The Debtors also point out that the Debtors' management compensation plans were subject to the disclosure, notice, and hearing requirements of the Plan confirmation process. Creditors overwhelmingly voted in favor of the Plan, which includes the management compensation provisions. The Shareholders argue that the management compensation plans are unfair, but presented no probative evidence in support of this proposition. Based on the record before me, I conclude that the management compensation plans are reasonable and appropriate for this market at this time, and are consistent with the objectives of chapter 11.

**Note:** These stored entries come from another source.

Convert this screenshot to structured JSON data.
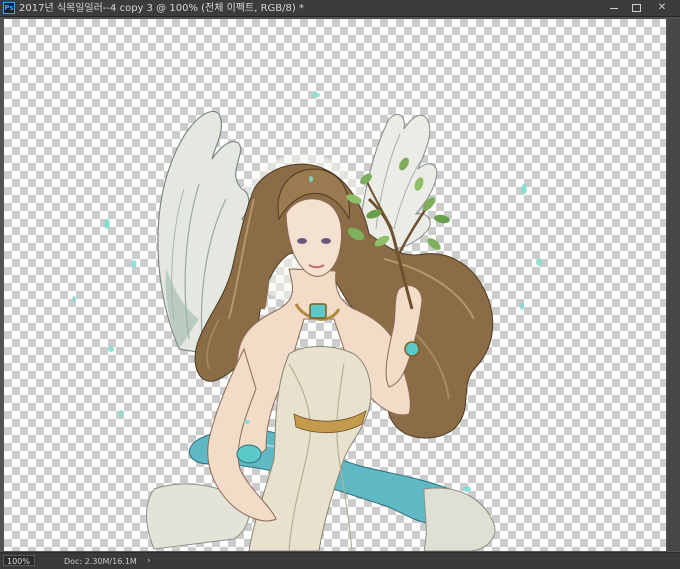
{
  "app": {
    "icon_label": "Ps"
  },
  "window": {
    "title": "2017년 식목일일러--4 copy 3 @ 100% (전체 이펙트, RGB/8) *",
    "controls": {
      "minimize": "minimize",
      "maximize": "maximize",
      "close": "✕"
    }
  },
  "status": {
    "zoom": "100%",
    "doc_info": "Doc: 2.30M/16.1M",
    "arrow": "›"
  },
  "canvas": {
    "transparency_grid": [
      "#ffffff",
      "#cccccc"
    ],
    "artwork_subject": "winged angel holding leafy branch"
  },
  "colors": {
    "chrome_bg": "#535353",
    "titlebar_bg": "#3c3c3c",
    "accent_teal": "#5cc9c9",
    "wing_white": "#e9ebe4",
    "hair_brown": "#8b6c45",
    "dress_cream": "#e8e0cc"
  }
}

For these reasons, the Shareholders' Objections will be overruled.
5. John Haack's Objection
Also before the Court is the objection to Plan confirmation filed by John Haack. Mr. Haack filed a proof of claim based upon a claim for investor fraud. He represents that he owns 55 notes of Abitibi Consolidated Incorporation of Canada, which is not one of the Debtors in this chapter 11, but is a CCAA Debtor. For the same reasons articulated above in connection with the Ponderay Newsprint Company Objections, Mr. Haack has not demonstrated that he has standing to be heard on Plan confirmation. He is not a creditor of the Debtors and has not identified any Plan provisions that directly impact his interests. Moreover, most of his objections related to the Backstop Agreement and Rights Offering, which the Debtors are no longer pursuing, since it has obtained sufficient exit financing to fund the Plan. Finally, his objections based upon value and value allocation among the Company's entities have been addressed in connection with the Shareholder Objections, above. Accordingly, Mr. Haack's objections to Plan confirmation are overruled.
CONCLUSION
For the reasons set forth herein, the Remaining BCFC Noteholder Objections, the Ponderay Newsprint Company Objections, the Retiree Objections, the Shareholders' Objections, and the Haack Objection are overruled. Due to resolution of the future status of BCFC, agreed by the relevant parties, this Court's Order to show cause why a chapter 11 trustee should not be appointed in the case of BCFC (D.I. 3265) will be vacated. The Debtors' Plan will be confirmed. The Debtors previously submitted a 90-page proposed Findings of Facts, Conclusions of Law, and Order Confirming Debtors' Second Amended Joint Plan of Reorganization Under Chapter 11 of the Bankruptcy Code (as Amended) (D.I. 3872). The parties are directed to review the submission in light of the Court's Opinion and recast it accordingly. The parties should be prepared to discuss the form of a proposed confirmation order at the hearing scheduled for November 23, 2010.